Comme la plupart, j’ai vite évalué les deux scénarios possibles pour la routine du matin.
D’un coté, les plus rapides sont au pied de leur lit avant même le troisième coup, leurs vêtements, préparés avec minutie la veille, sont enfilés et noués en un quart de seconde, premiers au lavabo, premiers sortis, premiers en ligne pour descendre au réfectoire, premiers servis, premiers sortis, heureux possesseurs d’une demi-heure de quiétude non-supervisée arrachée aux rigueurs de l’emploi du temps.
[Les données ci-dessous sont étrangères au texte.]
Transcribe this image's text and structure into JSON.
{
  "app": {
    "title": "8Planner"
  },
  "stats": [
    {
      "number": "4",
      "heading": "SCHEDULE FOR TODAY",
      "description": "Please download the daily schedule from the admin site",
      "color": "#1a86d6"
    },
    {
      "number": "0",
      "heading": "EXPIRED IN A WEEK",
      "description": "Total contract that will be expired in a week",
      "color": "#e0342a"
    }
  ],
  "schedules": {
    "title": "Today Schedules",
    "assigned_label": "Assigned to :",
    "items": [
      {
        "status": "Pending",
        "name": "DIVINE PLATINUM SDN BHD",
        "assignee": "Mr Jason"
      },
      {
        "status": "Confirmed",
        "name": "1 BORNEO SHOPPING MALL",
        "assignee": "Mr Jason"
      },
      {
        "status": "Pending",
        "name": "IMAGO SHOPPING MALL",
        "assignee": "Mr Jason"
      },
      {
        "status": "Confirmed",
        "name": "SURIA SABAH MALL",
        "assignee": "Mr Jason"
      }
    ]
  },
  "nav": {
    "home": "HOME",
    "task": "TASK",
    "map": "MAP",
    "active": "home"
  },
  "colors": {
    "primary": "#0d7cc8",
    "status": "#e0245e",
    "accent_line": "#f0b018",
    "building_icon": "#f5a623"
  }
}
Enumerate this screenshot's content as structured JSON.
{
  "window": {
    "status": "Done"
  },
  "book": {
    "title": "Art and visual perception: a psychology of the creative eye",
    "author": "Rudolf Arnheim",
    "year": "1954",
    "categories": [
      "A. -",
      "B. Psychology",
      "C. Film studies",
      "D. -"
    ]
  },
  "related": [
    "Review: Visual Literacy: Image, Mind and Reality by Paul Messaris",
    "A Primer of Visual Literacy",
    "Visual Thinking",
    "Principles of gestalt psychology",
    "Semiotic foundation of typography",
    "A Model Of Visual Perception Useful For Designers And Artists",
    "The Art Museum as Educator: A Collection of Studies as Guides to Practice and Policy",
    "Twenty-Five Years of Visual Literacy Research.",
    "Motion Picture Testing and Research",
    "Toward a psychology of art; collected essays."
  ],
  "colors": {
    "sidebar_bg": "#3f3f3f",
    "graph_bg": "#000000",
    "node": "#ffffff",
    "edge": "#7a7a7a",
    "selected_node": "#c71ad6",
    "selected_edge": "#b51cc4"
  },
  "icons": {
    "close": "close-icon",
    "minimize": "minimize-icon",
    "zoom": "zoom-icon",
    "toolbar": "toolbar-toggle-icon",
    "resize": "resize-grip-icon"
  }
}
À l’opposé : ceux qui grappillent quelques minutes de sommeil supplémentaire dans l’agitation du réveil général, s’étirent, baillent, observent leurs voisins d’un oeil endormi, baillent à nouveau, vont passer dix minutes aux toilettes avec quelques revues planquées sous leur pyjama, finissent de s’habiller dans un dortoir quasiment désert pour finalement se rendre d’un pas tranquille au réfectoire, juste à temps pour la fin du deuxième service, qu’ils finissent d’avaler en chemin vers l’étude du matin.
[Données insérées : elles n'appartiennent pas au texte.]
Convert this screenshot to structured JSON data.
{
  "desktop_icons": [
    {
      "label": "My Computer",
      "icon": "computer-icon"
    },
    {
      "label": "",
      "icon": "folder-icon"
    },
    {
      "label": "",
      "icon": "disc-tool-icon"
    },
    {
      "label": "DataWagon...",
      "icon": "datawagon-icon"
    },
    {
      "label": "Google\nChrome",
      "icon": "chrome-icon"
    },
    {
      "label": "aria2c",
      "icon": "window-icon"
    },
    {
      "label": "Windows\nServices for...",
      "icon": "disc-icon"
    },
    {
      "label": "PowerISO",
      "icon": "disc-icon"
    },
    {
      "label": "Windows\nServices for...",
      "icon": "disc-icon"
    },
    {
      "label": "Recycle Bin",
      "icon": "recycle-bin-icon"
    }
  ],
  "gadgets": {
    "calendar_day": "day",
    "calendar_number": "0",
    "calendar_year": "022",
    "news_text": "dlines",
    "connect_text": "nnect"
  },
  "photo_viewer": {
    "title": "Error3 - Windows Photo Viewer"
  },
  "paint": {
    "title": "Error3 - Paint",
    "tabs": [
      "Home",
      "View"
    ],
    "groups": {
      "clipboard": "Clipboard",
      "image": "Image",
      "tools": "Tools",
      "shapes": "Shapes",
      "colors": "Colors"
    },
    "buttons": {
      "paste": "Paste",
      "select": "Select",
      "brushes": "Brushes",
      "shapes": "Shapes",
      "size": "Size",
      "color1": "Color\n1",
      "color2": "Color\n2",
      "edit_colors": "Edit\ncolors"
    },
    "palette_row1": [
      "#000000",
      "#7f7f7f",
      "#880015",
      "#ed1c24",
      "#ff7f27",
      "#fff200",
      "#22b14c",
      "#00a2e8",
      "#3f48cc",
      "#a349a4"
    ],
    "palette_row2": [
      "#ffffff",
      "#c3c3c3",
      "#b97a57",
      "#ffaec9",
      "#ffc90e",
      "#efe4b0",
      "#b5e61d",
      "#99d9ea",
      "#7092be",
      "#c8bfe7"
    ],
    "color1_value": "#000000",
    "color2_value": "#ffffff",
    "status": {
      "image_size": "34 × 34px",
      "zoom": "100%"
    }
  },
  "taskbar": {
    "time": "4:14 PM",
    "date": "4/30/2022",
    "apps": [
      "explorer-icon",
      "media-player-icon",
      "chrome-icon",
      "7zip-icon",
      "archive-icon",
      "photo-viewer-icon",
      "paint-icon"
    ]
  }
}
Entre les deux, il y a la masse de ceux qui ne sont jamais ni en avance, ni en retard, ceux qui doivent faire la queue partout, ceux qui attendent en ligne pour se laver, pour aller pisser, pour manger, pour être reservis : les imbéciles et les nouveaux.
Je crois qu’une fois le truc compris, je devais me situer plutôt dans la première catégorie au début, puis les années suivantes j’ai alterné un peu suivant les saisons.
La Neige
Il existe un – et un seul – motif d’exception au déroulement mécanique des matins ordinaires : la neige.
En quantité suffisante, bien sûr. Quelques misérables flocons éparpillés dans les champs et rapidement écartés des routes par les premières automobiles du matin, ne sauraient constituer au mieux que cause à quelques absences ou menus retards parmi le corps professoral. Maigre motif de satisfaction. Mais pour peu qu’une bonne tempête de neige ait plongé nos modestes hauteurs dans un quasi-isolement digne des racines monastiques de l’endroit, c’est toute la journée qui s’en trouve chamboulée.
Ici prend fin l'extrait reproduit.